Foto: J.J. Kucek, Rainer Wegscheidler

In Österreich ist ein Bürgermeister die Baubehörde erster Instanz. Wegen dieser Rolle hat ÖVP-Bürgermeister Zach künftige Entscheidungen über Gewerbeobjekte nun an die Bezirkshauptmannschaft (BH) Liezen abgetreten, dies hat der Gemeinderat beschlossen. Weber kann dem Schachzug wenig abgewinnen. Eine BH sei "eine reine Verwaltungsbehörde, die sich die Dinge nur rechtlich ansieht", sagt sie. "Raumplanung sollte aber eine Frage des politischen Willens sein."

Eine Saloon-Fassade

Im Gasthaus Schernthaner sitzt Michael Trinker mit seinem Verbündeten Harald Gruber, der Rauchfangkehrer und Nachbar des Bäck’n Hansl ist. Der Schernthaner, ein altmodisches Gasthaus mit karierten Tischdecken und Zipfer-Bier-Laternen vor der Tür, ist nun der letzte Wirt in Öblarn, zumindest vorläufig.

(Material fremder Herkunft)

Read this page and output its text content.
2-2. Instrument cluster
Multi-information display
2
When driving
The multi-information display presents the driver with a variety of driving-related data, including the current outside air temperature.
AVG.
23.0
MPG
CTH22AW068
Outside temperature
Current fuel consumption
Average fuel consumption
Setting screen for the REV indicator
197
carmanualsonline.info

Trinker und Gruber hocken im Halbdunkel neben der alten Kegelbahn, und auch ihre Stimmung ist finster. Trinker warnt vor Buy-to-let-Apartments im Ortskern: "Dann wird es definitiv Leerstände geben." Aparthotels, die von der niederländischen Betreiberfirma Alpin Rentals in den Salzburger Gemeinden Kaprun und Zell am See geführt werden, hätten schließlich nicht allzu viele Gäste in diese Orte gebracht.

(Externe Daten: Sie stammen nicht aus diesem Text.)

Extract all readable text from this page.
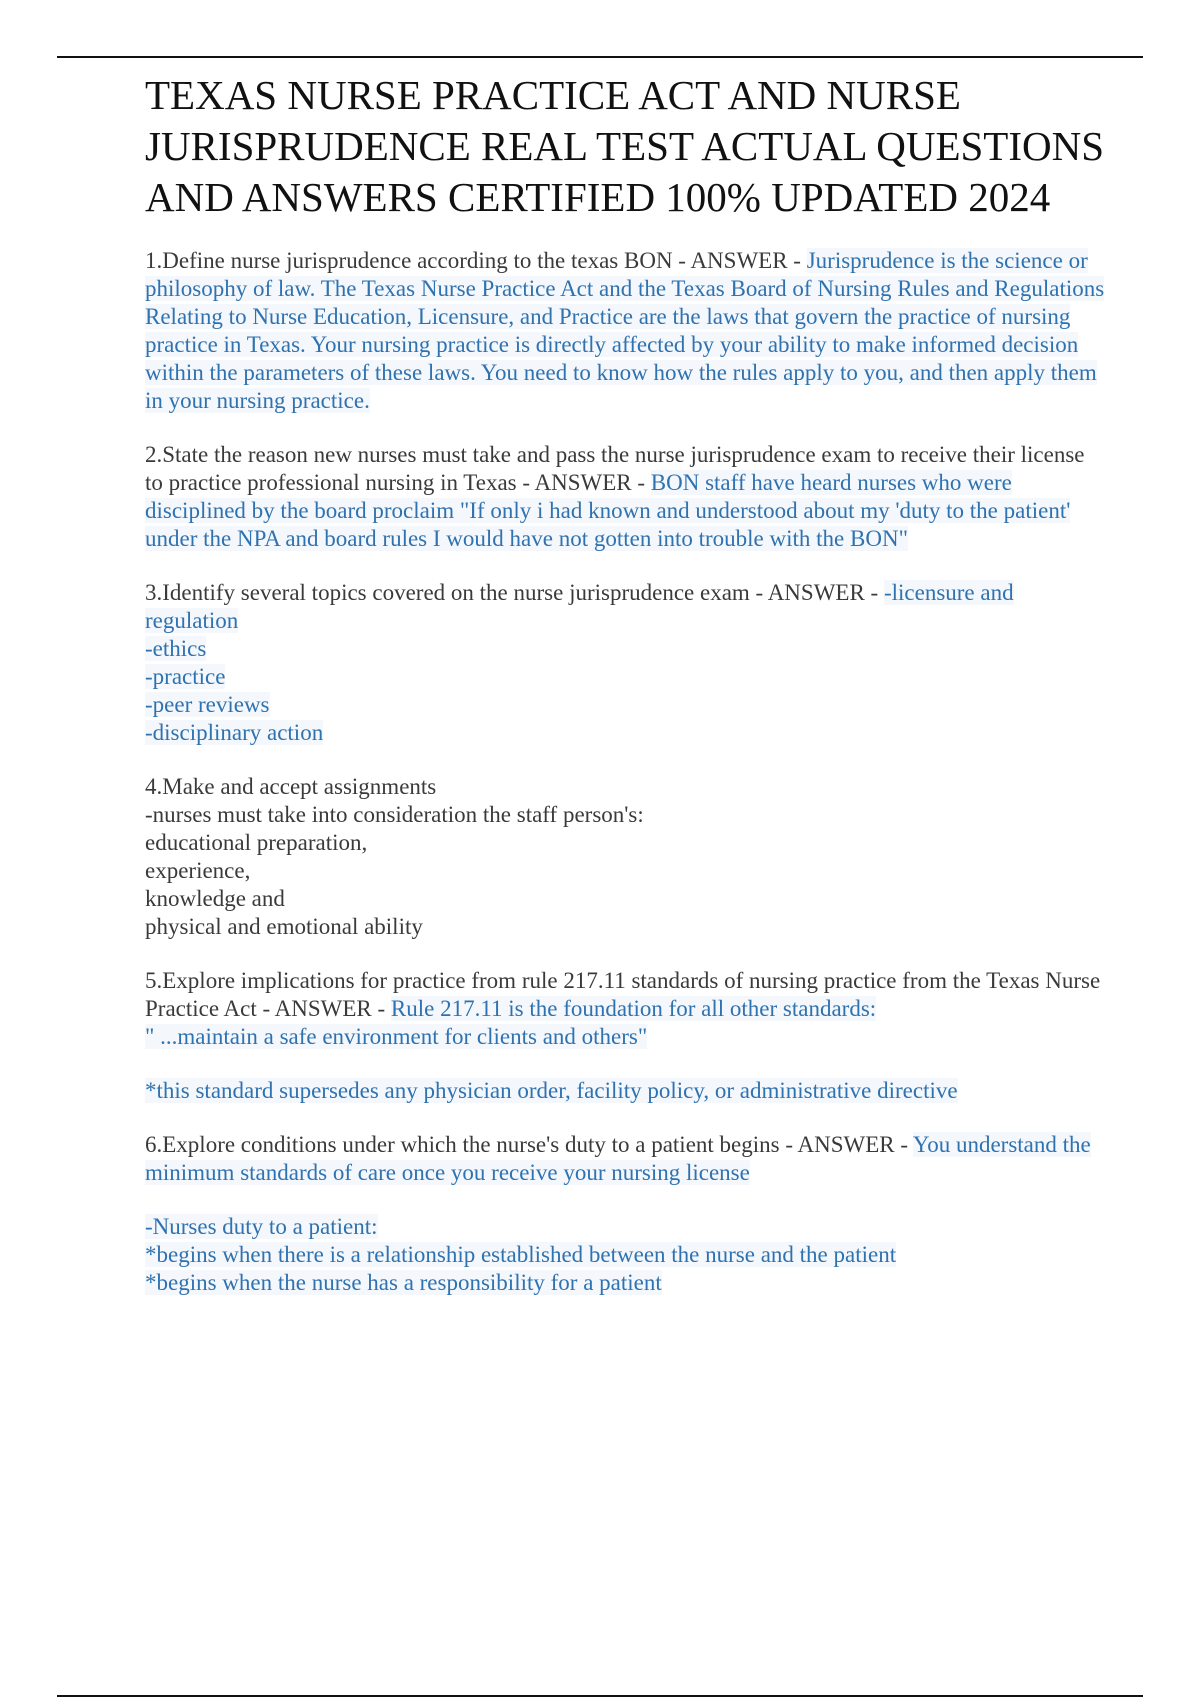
TEXAS NURSE PRACTICE ACT AND NURSE JURISPRUDENCE REAL TEST ACTUAL QUESTIONS AND ANSWERS CERTIFIED 100% UPDATED 2024

1.Define nurse jurisprudence according to the texas BON - ANSWER - Jurisprudence is the science or philosophy of law. The Texas Nurse Practice Act and the Texas Board of Nursing Rules and Regulations Relating to Nurse Education, Licensure, and Practice are the laws that govern the practice of nursing practice in Texas. Your nursing practice is directly affected by your ability to make informed decision within the parameters of these laws. You need to know how the rules apply to you, and then apply them in your nursing practice.

2.State the reason new nurses must take and pass the nurse jurisprudence exam to receive their license to practice professional nursing in Texas - ANSWER - BON staff have heard nurses who were disciplined by the board proclaim "If only i had known and understood about my 'duty to the patient' under the NPA and board rules I would have not gotten into trouble with the BON"

3.Identify several topics covered on the nurse jurisprudence exam - ANSWER - -licensure and regulation
-ethics
-practice
-peer reviews
-disciplinary action

4.Make and accept assignments
-nurses must take into consideration the staff person's:
educational preparation,
experience,
knowledge and
physical and emotional ability

5.Explore implications for practice from rule 217.11 standards of nursing practice from the Texas Nurse Practice Act - ANSWER - Rule 217.11 is the foundation for all other standards:
" ...maintain a safe environment for clients and others"
*this standard supersedes any physician order, facility policy, or administrative directive

6.Explore conditions under which the nurse's duty to a patient begins - ANSWER - You understand the minimum standards of care once you receive your nursing license
-Nurses duty to a patient:
*begins when there is a relationship established between the nurse and the patient
*begins when the nurse has a responsibility for a patient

Gruber würde auch der alten Bausubstanz des Bäck’n Hansl nachtrauern. "Zur Straße hin wollen sie scheinbar das Alte belassen", kritisiert er, "eine Saloon-Fassade wie im Wilden Westen." Falls wie in ersten Plänen Apartmenthäuser mit zwei Obergeschoßen gebaut werden, "würden diese Baukörper mich als Nachbarn erdrücken", sagt Gruber.

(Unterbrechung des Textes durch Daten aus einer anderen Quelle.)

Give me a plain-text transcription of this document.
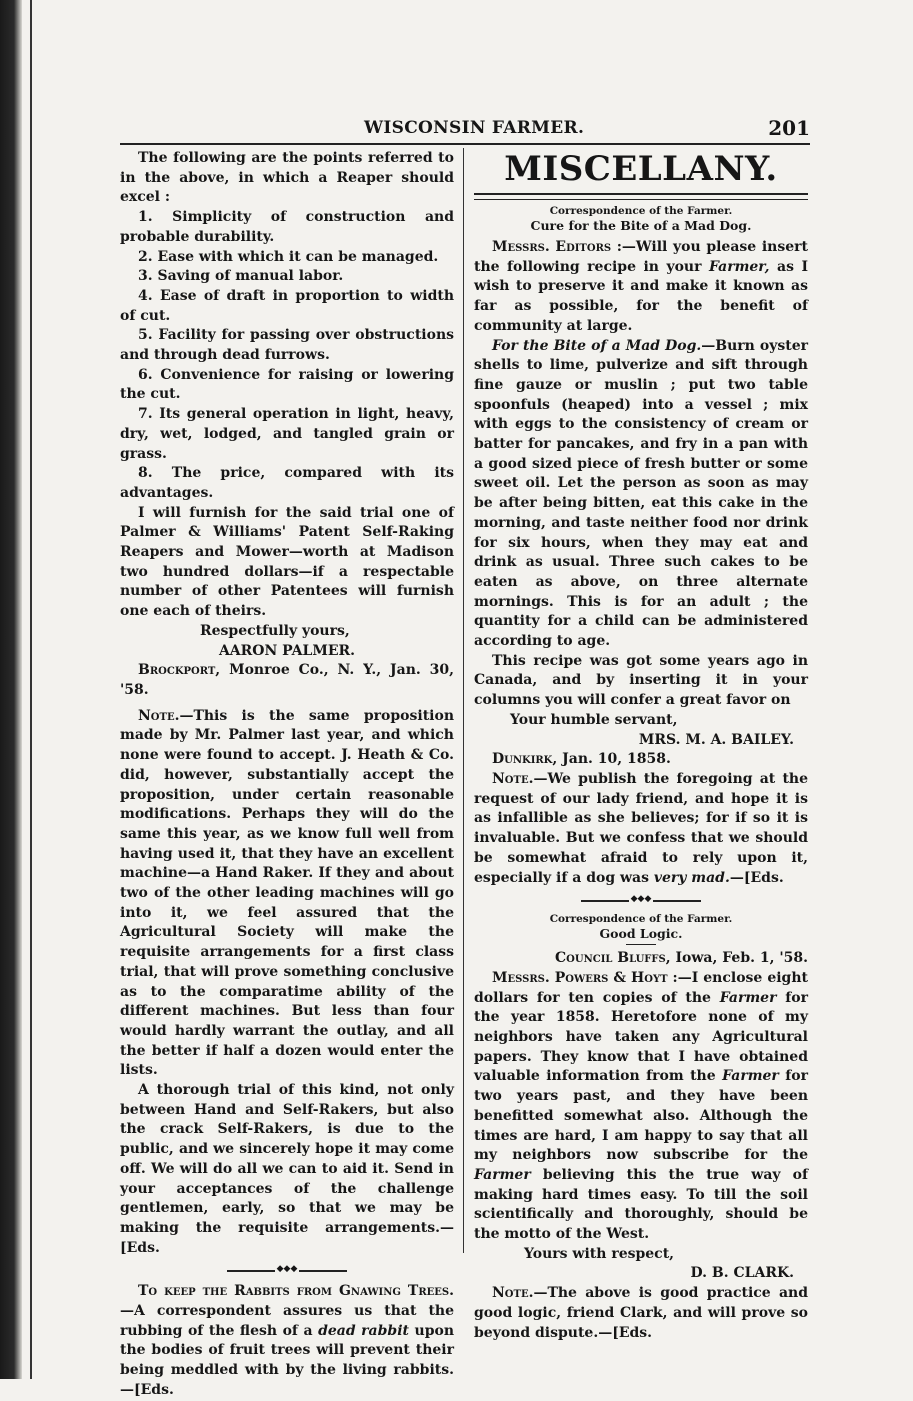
WISCONSIN FARMER.	201

The following are the points referred to in the above, in which a Reaper should excel :

1. Simplicity of construction and probable durability.

2. Ease with which it can be managed.

3. Saving of manual labor.

4. Ease of draft in proportion to width of cut.

5. Facility for passing over obstructions and through dead furrows.

6. Convenience for raising or lowering the cut.

7. Its general operation in light, heavy, dry, wet, lodged, and tangled grain or grass.

8. The price, compared with its advantages.

I will furnish for the said trial one of Palmer & Williams' Patent Self-Raking Reapers and Mower—worth at Madison two hundred dollars—if a respectable number of other Patentees will furnish one each of theirs.

Respectfully yours,

AARON PALMER.

Brockport, Monroe Co., N. Y., Jan. 30, '58.

Note.—This is the same proposition made by Mr. Palmer last year, and which none were found to accept. J. Heath & Co. did, however, substantially accept the proposition, under certain reasonable modifications. Perhaps they will do the same this year, as we know full well from having used it, that they have an excellent machine—a Hand Raker. If they and about two of the other leading machines will go into it, we feel assured that the Agricultural Society will make the requisite arrangements for a first class trial, that will prove something conclusive as to the comparatime ability of the different machines. But less than four would hardly warrant the outlay, and all the better if half a dozen would enter the lists.

A thorough trial of this kind, not only between Hand and Self-Rakers, but also the crack Self-Rakers, is due to the public, and we sincerely hope it may come off. We will do all we can to aid it. Send in your acceptances of the challenge gentlemen, early, so that we may be making the requisite arrangements.—[Eds.

◆◆◆

To keep the Rabbits from Gnawing Trees.—A correspondent assures us that the rubbing of the flesh of a dead rabbit upon the bodies of fruit trees will prevent their being meddled with by the living rabbits.—[Eds.

MISCELLANY.
Correspondence of the Farmer.
Cure for the Bite of a Mad Dog.

Messrs. Editors :—Will you please insert the following recipe in your Farmer, as I wish to preserve it and make it known as far as possible, for the benefit of community at large.

For the Bite of a Mad Dog.—Burn oyster shells to lime, pulverize and sift through fine gauze or muslin ; put two table spoonfuls (heaped) into a vessel ; mix with eggs to the consistency of cream or batter for pancakes, and fry in a pan with a good sized piece of fresh butter or some sweet oil. Let the person as soon as may be after being bitten, eat this cake in the morning, and taste neither food nor drink for six hours, when they may eat and drink as usual. Three such cakes to be eaten as above, on three alternate mornings. This is for an adult ; the quantity for a child can be administered according to age.

This recipe was got some years ago in Canada, and by inserting it in your columns you will confer a great favor on

Your humble servant,

MRS. M. A. BAILEY.

Dunkirk, Jan. 10, 1858.

Note.—We publish the foregoing at the request of our lady friend, and hope it is as infallible as she believes; for if so it is invaluable. But we confess that we should be somewhat afraid to rely upon it, especially if a dog was very mad.—[Eds.

◆◆◆
Correspondence of the Farmer.
Good Logic.

Council Bluffs, Iowa, Feb. 1, '58.

Messrs. Powers & Hoyt :—I enclose eight dollars for ten copies of the Farmer for the year 1858. Heretofore none of my neighbors have taken any Agricultural papers. They know that I have obtained valuable information from the Farmer for two years past, and they have been benefitted somewhat also. Although the times are hard, I am happy to say that all my neighbors now subscribe for the Farmer believing this the true way of making hard times easy. To till the soil scientifically and thoroughly, should be the motto of the West.

Yours with respect,

D. B. CLARK.

Note.—The above is good practice and good logic, friend Clark, and will prove so beyond dispute.—[Eds.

In der 2000-Seelen-Gemeinde Öblarn sind neben der Bahntrasse fünf neue Apartmenthäuser, die als "Sonnendorf" vermarktet werden, so gut wie fertig.
Foto: J.J. Kucek, Rainer Wegscheidler

Vom Bürgermeister erfährt man, dass die Firma Alpin Rentals wahrscheinlich nicht der Betreiber sein und auch nicht ausschließlich ein Buy-to-let-Konzept kommen werde. "Der aktuelle Plan lautet, die Nutzung aufzugliedern. Man würde teils Wohnungen verkaufen und teils einen Hotelbetrieb führen", sagt Zach.

Die Bürgerinitiative würde dies nicht besänftigen. Denn nachdem Zweitwohnsitze in Öblarn grundsätzlich erlaubt sind, wären dies dann wohl keine Zweitwohnungen durch die Hintertür, sondern durch die Vordertür. Dabei sind gerade erst fünf neue Apartmenthäuser in Öblarn fertiggebaut worden. Der oberösterreichische Bauträger vermarktet diese Anlage unter dem Namen "Sonnendorf" und als Chance zum Zweitwohnsitz. "Vergessen Sie Sparbücher und Aktien", heißt es auf der Homepage.

Immobilienkrise in Lech

Im wohlhabenden Tourismusort Lech am Arlberg hat man ganz andere Sorgen als in Öblarn. In Lech will man die Investoren mittlerweile nicht ins Dorf locken, sondern fernhalten. Bürgermeister Stefan Jochum steigt in sein Hybrid-Dienstauto und erklärt die Immobilienkrise von Lech anhand einer Rundfahrt.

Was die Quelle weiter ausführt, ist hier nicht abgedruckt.